La Cour des comptes l'a régulièrement rappelé ces dernières années. Son rapport au Parlement sur les décrets d'avance des 16 juin, 8 septembre, 17 novembre et 26 novembre 2003 constate en effet que pour financer une partie des ouvertures de crédit mise en oeuvre par voie administrative en cours de gestion, le Gouvernement a recours à des annulations sur certains chapitres budgétaires de crédits manifestement surévalués en loi de finances initiale et que de telles pratiques posent la question de la sincérité du budget soumis au vote du Parlement.
De même, le rapport de la Cour des comptes sur les mouvements de crédits opérés par voie administrative, établi en application de l'article 58 de la loi organique du 1er août 2001 relative aux lois de finances, déposé conjointement au projet de loi de finances rectificative pour 2004, souligne que les dépenses inscrites sur plusieurs chapitres budgétaires font l'objet de sous-estimations manifestes qui conduiront le Gouvernement à devoir abonder les chapitres en cause en cours d'exécution.

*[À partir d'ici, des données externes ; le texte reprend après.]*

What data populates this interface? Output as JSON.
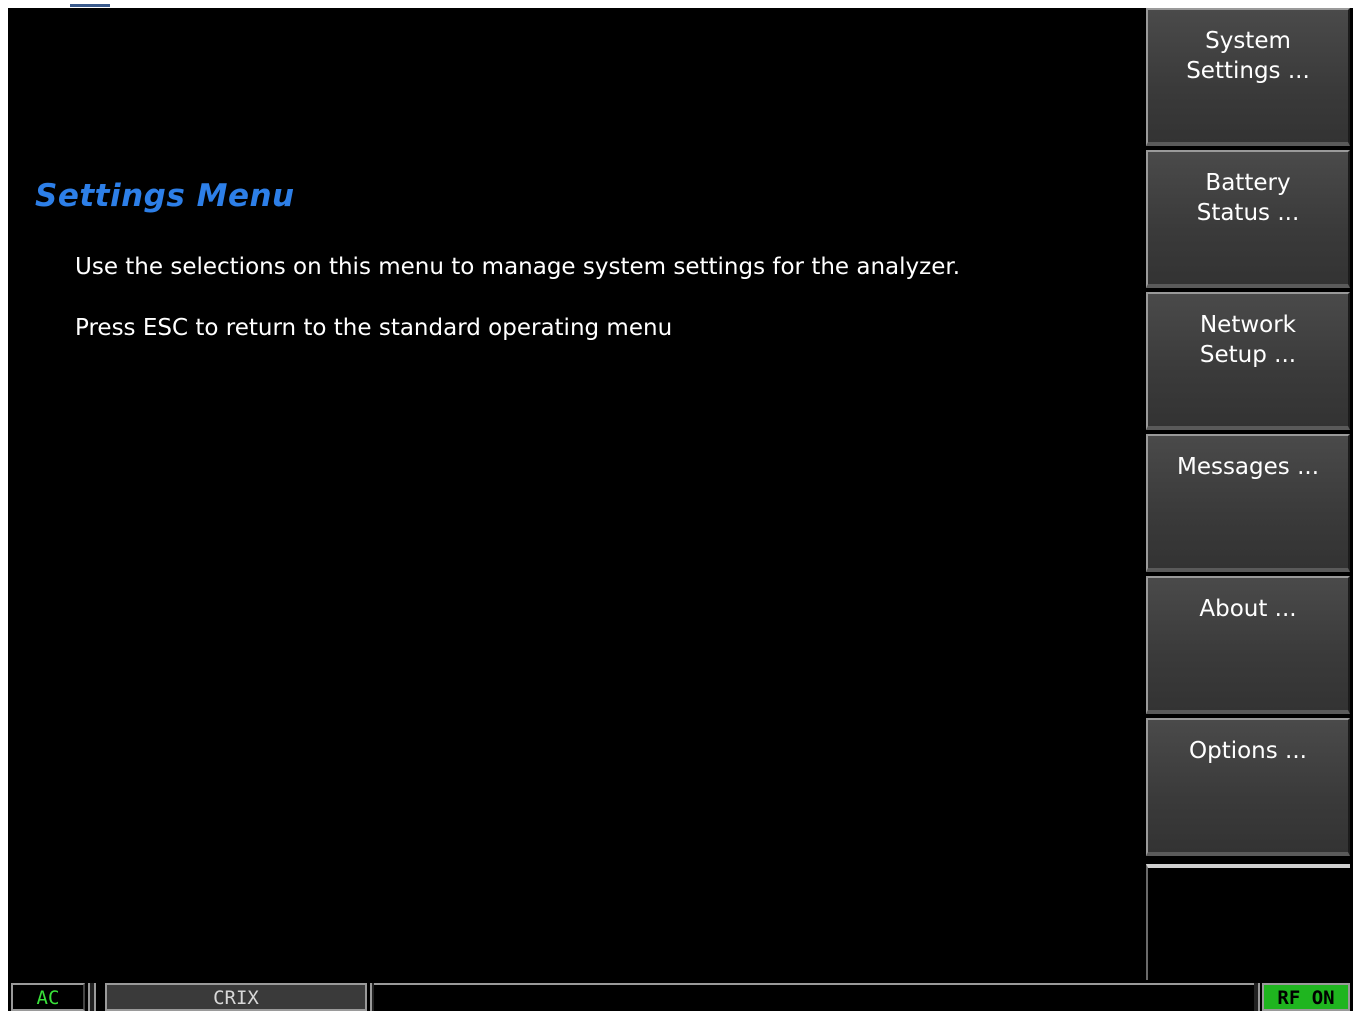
{
  "main": {
    "title": "Settings Menu",
    "lines": [
      "Use the selections on this menu to manage system settings for the analyzer.",
      "Press ESC to return to the standard operating menu"
    ]
  },
  "softkeys": [
    {
      "line1": "System",
      "line2": "Settings ..."
    },
    {
      "line1": "Battery",
      "line2": "Status ..."
    },
    {
      "line1": "Network",
      "line2": "Setup ..."
    },
    {
      "line1": "Messages ...",
      "line2": ""
    },
    {
      "line1": "About ...",
      "line2": ""
    },
    {
      "line1": "Options ...",
      "line2": ""
    }
  ],
  "statusbar": {
    "power": "AC",
    "mode": "CRIX",
    "rf": "RF ON"
  },
  "colors": {
    "title": "#2d7fe8",
    "power": "#39e13a",
    "rf_background": "#1fb51f"
  }
}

Un premier exemple est fourni par les crédits du ministère de l'agriculture. On peut lire en page 10 du rapport qu'« en soustrayant à la discussion du projet de loi de finances initial les crédits relatifs à la politique d'indemnisation, en renvoyant à un article du collectif budgétaire l'inscription des crédits nécessaires et en induisant un report systématique et intégral des crédits sur l'exercice suivant, cette pratique altère significativement la sincérité de la loi de finances. ». Cette remarque porte sur le chapitre destiné à financer l'indemnisation des calamités agricoles, qui ne relève que formellement de la situation d'urgence prévue par la loi organique. La dotation initiale en 2005 de ce chapitre est de 10 millions d'euros, proche de celle de 2004, et les besoins constatés en 2004 se montent à 232,57 millions d'euros.
Un deuxième exemple présenté en page 17 du même rapport, conduit la Cour des comptes à dénoncer « une entorse répétée à la sincérité du budget de l'Etat » concernant les crédits destinés à couvrir notamment la charge liée à l'hébergement d'urgence des demandeurs d'asile. La Cour des comptes ajoute que « des appréciations de même nature en ce qui concerne l'écart entre la dotation initiale de 2004 et...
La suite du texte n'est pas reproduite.